A focus exhibition of works by American artist Philip Guston (1913–1980) at the National Gallery of Art
inaugurates a new series of shows in the Tower Gallery of the East Building that center around developments in art since the 1970s. A dramatic and meditative space, the Tower is among the most elegant in the I.M. Pei building, which opened in 1978.
Home to the popular exhibition of Matisse "cut-outs" for nearly a decade, the Tower Gallery now showcases seven major paintings and nine works on paper by Guston that chart the artist's career from 1949 to 1980. On view February 1 through September 13, 2009, In the Tower: Philip Guston includes works drawn largely from the Gallery's own collection and features a six-minute film specially made for the exhibition. Many of the works were donated to the Gallery by Edward R. Broida, and others were given by Musa Guston, the artist's widow.

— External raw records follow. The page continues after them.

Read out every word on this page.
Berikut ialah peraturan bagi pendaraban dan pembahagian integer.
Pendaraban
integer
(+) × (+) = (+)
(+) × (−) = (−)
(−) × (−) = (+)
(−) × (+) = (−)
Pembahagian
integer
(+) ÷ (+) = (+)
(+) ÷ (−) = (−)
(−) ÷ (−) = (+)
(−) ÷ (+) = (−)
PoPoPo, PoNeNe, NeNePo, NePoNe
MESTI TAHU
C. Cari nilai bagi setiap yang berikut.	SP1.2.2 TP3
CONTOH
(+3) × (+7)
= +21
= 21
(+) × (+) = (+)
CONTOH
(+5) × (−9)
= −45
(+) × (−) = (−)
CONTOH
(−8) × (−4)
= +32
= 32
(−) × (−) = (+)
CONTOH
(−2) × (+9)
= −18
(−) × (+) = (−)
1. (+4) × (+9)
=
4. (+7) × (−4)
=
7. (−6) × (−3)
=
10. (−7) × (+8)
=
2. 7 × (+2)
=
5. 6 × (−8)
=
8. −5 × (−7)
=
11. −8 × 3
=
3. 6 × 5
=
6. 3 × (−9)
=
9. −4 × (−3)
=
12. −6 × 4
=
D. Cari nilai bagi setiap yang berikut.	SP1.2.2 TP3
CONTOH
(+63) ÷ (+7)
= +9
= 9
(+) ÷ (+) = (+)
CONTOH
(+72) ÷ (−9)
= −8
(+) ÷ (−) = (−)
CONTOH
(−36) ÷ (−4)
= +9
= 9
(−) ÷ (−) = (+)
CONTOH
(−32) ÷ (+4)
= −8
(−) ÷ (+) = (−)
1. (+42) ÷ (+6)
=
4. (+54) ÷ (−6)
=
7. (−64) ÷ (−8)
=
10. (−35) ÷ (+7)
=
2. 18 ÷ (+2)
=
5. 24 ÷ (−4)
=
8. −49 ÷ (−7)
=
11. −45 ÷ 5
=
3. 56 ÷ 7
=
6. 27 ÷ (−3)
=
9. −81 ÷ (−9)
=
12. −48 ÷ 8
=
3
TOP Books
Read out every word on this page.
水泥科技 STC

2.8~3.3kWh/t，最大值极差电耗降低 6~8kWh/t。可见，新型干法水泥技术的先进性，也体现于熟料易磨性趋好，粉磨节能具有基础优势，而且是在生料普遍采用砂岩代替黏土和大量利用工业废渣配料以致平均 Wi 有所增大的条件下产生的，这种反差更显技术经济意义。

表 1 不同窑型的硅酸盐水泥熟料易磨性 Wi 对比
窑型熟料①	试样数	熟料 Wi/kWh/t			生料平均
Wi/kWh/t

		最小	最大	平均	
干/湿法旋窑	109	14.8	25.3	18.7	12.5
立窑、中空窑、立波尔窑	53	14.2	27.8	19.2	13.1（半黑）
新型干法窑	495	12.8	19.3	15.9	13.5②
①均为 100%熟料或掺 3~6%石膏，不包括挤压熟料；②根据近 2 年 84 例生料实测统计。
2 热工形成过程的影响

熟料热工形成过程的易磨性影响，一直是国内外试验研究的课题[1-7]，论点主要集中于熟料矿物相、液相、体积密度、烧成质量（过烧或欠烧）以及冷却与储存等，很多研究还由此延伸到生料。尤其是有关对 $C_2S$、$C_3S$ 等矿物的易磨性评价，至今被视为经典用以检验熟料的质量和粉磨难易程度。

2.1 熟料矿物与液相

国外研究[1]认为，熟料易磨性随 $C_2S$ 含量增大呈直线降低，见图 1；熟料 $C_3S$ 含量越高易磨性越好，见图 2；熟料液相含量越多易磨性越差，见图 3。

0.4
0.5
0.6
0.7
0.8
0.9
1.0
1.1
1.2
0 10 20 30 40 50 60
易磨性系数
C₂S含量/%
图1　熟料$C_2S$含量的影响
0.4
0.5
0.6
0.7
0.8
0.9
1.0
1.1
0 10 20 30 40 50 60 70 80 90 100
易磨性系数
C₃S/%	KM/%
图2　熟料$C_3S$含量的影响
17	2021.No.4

"Dedicating the Tower space to a series of focus exhibitions will enrich the visitor's experience of the East Building and bring to light the works of pivotal and emerging artists since 1970," said Earl A. Powell III, director, National Gallery of Art. "We hope that reinstalling the Matisse cut-outs in the Concourse galleries will make them accessible to more visitors and inspire artists of all ages seeing these for the first time."
The Matisse Cut-Outs
Created during the last 15 years of Matisse's life, the cut-outs—monumental paper collages mounted on equally large canvases—have been relocated to the Concourse galleries where five of them are on view from 10:00 am to 3:00 pm every day. For the first time, the cut-outs appear alongside a rare life-size costume made by Matisse in 1919 for the Ballets Russes.
In the Tower: Philip Guston
For more than five decades Guston explored painting, from the mural art of the Depression through mid-century abstract expressionism to a raw new imagery beginning in the sixties His shocking return to figuration soon after, influenced by comic books and politics, paved the way for numerous developments in contemporary art.
Guston was born Philip Goldstein in Montreal in 1913 and moved with his family to Los Angeles in 1919. His early years were marked by tragedy and violence. Exposure to local Ku Klux Klan activity politicized the artist, whose first works depict hooded figures and lynchings. In 1936 he joined his high-school friend Jackson Pollock in New York City, and for the next ten years he made a living as a New Deal muralist and college art teacher.
Around 1950 Guston's style changed dramatically. In Review (1949–1950) the figurative imagery of his early work gives way to abstraction, as distorted forms are washed over with red, a color that would become his trademark. A second change in Guston's style is apparent in works such as Untitled (1964), in which mysterious gray shapes emerge from a hash of black-and-white strokes.
In 1970 Guston shocked the art world with his most pivotal change—he reintroduced the figure to his paintings and works on paper, seen in the large pointing hand and outstretched arm in Courtroom of that same year. Political unrest triggered a return of Klansmen imagery, but now through the lens of the comics. While Guston's career seemed to shift dramatically, his spontaneous, painterly approach and fondness for red remained constant.
Ambiguous imagery prevails in the later paintings in the exhibition. In Rug (1976) a pile of legs oddly recalls photographs of concentration camp victims as well as Robert Crumb's Keep on Truckin' figure. In Ladder (1978) a wig parted in the middle refers not only to Guston's wife, Musa, but to Constantin Brancusi's sculpture The Kiss (1916). Despite failing health, Guston continued to paint prolifically. He helped install a major retrospective of his work in early 1980 and died later that year.